J. olhou dos insetos para N., em dúvida sobre o real tema que a conversa tratava.
- Sabe, mágica quando as pessoas morrem. É uma mágica triste, mas é algo meio natalino: como se houvesse mais perdão, mais solidariedade e as pessoas se voltassem mais para coisas mais importantes do que carros e dietas.
- Todas as vezes em que alguém morreu na minha família houve briga por causa da herança.
          Desistiram de observar os insetos e continuaram a dar passos lentos sobre a grama molhada.
- Tenho medo, eu acho, de ler por aí ou saber de forma ainda mais grotesca que alguém querido pra mim morreu.
- Mas isso não acontece assim... Quer dizer, acontece. Mas você geralmente fica sabendo com alguém te ligando aos prantos. A não ser que seja um acidente de carro.
- Tá, mas existem aquelas pessoas com quem a gente briga ou, enfim, pessoas de quem a gente se afastou, mas que foram importantes e a gente iria no velório delas, mas não seria convidado por ninguém.
- Mas aí é querer comprar briga com os amigos, a família do morto...
- Não, claro que não. Se a gente se importa de verdade, eu acho legal. Acho bonito, acho sincero. Chato é quando tem gente no velório que nem sabe porque está lá, ou quem era de fato o cara que morreu...

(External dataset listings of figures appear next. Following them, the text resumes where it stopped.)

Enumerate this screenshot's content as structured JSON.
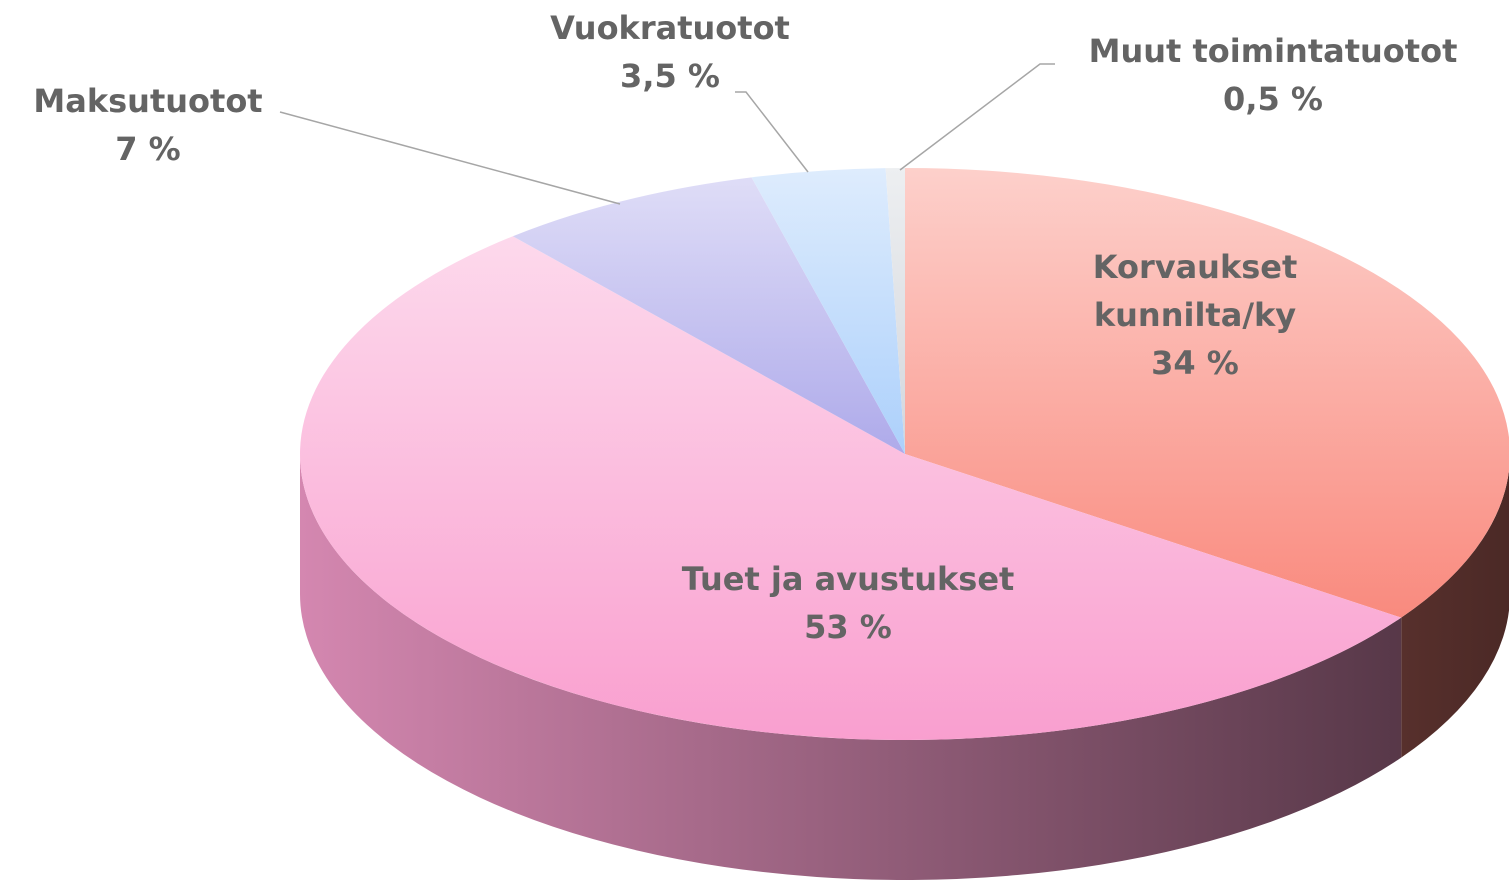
{
  "chart_data": {
    "type": "pie",
    "categories": [
      "Korvaukset kunnilta/ky",
      "Tuet ja avustukset",
      "Maksutuotot",
      "Vuokratuotot",
      "Muut toimintatuotot"
    ],
    "values": [
      34,
      53,
      7,
      3.5,
      0.5
    ],
    "value_labels": [
      "34 %",
      "53 %",
      "7 %",
      "3,5 %",
      "0,5 %"
    ],
    "colors": [
      "#f98a7e",
      "#f99fcf",
      "#aeaaea",
      "#acd0fb",
      "#d3d6dc"
    ]
  }
}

- Engraçado você falar isso. Achei que a gente visitasse túmulos de pessoas anônimas, mas agora sei que você conhece toda essa gente e que essas flores são da cor favorita de... desse sujeito aqui, "Thomas J. B.".
- Thomas?
- Ah, céus! Eu conheci esse cara.
- Que droga.
- É, que droga.
          N. jogou um montinho de flores azuis que trazia no colo sobre as pedras que enfeitavam a lápide.
- Que droga, N., que droga! Sabe, eu odeio fazer esses passeios. A gente sempre fica deprimido.
- Agora imagina se você escrevesse obituários.